There were plenty of seats on the bus – so why does the big man always have to sit next to me? Immediately, he reclined his seat and wedged two greasy paper bags between us. “Do you even have an apple to eat?” he asked me and then proceeded to eat fried chicken from one hand and a chapatti from the other; he sprawled in every direction for 14 hours.
We drove from the coach park straight into heavy evening traffic – and the side of a car. After ten minutes of arguing and arm waving, the consensus was that the car was the one-size-fits-all-Ugandan-term: “stubborn”.
I’d woken from the only decent bit of sleep that night, at one in the morning, to have somebody in a uniform wave some banknotes right in my face.
In my effort not to get ripped off at the border, I got ripped off at the border – not so much by individuals as by the system.

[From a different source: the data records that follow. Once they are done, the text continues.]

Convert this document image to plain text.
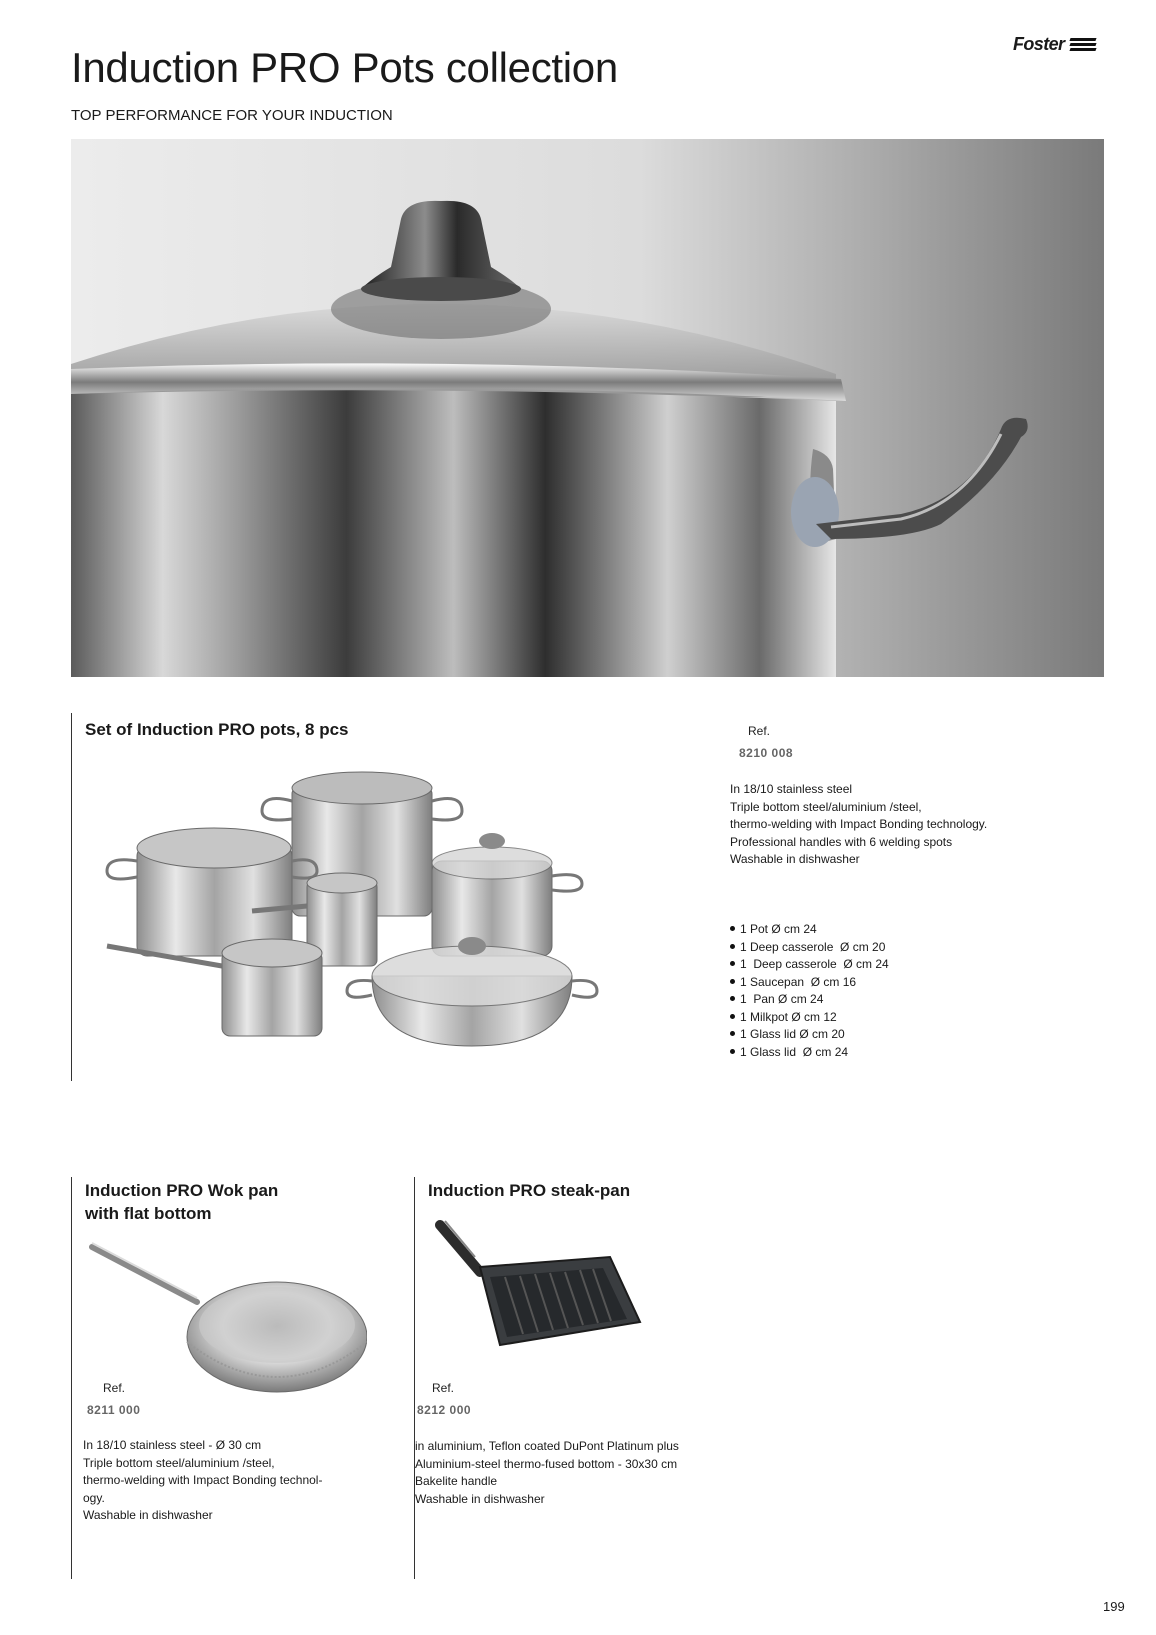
Foster
Induction PRO Pots collection
TOP PERFORMANCE FOR YOUR INDUCTION
Set of Induction PRO pots, 8 pcs	Ref.
8210 008
In 18/10 stainless steel
Triple bottom steel/aluminium /steel,
thermo-welding with Impact Bonding technology.
Professional handles with 6 welding spots
Washable in dishwasher
1 Pot Ø cm 24
1 Deep casserole  Ø cm 20
1  Deep casserole  Ø cm 24
1 Saucepan  Ø cm 16
1  Pan Ø cm 24
1 Milkpot Ø cm 12
1 Glass lid Ø cm 20
1 Glass lid  Ø cm 24
Induction PRO Wok pan
with flat bottom
Ref.
8211 000
In 18/10 stainless steel - Ø 30 cm
Triple bottom steel/aluminium /steel,
thermo-welding with Impact Bonding technol-
ogy.
Washable in dishwasher
Induction PRO steak-pan
Ref.
8212 000
in aluminium, Teflon coated DuPont Platinum plus
Aluminium-steel thermo-fused bottom - 30x30 cm
Bakelite handle
Washable in dishwasher
199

Money from my British bank account was issued in Ugandan shillings at the ATM in Kampala. I changed some into Kenyan shillings for the border crossing. Much to my annoyance, I then had to purchase a single $50 note for my visa! (They wouldn’t let me pay the equivalent in either shilling). I don’t even want to think how much money I literally threw away but I didn’t have much choice: my special (work) pass ran out with my VSO placement and I needed to leave Uganda in order to reenter on a new tourist visa while my new special pass is being processed.
As the only muzungu on the bus, it was hardly surprising that the bus drove off without me while I was changing money and filling in forms at the border. “It’s ok” Dirty Dick said “we’ll get on the bikes” and he pointed to the two boys who’d just appeared on pushbikes next to him.
I hitched up my dress and lifted one buttock onto the small padded seat above the back wheel and the four of us pedalled off into the darkness of the no-man’s-land between Uganda and Kenya.
Kampala’s (in)famous boda boda motorbike taxis – that seem to swarm around Kampala like cockroaches – started here, on the border crossing between the two countries. Like them or loathe them, they provide an invaluable public transport service and we couldn’t do without them now.
A big bat swooped beneath the arc of a solitary street light as we coasted down a short slope through a lorry park. The place seemed deserted. I felt the bike wobble (or was that my *kabina?)
Crossing back into Uganda three days later, under my Ugandan name Nagawa (according to the bus ticket) I was issued with a 3 month visa which says I - travelling on a British passport – am a citizen of the USA!
*A kabina is what a lady sits on – the bigger it is, the more compliments she gets!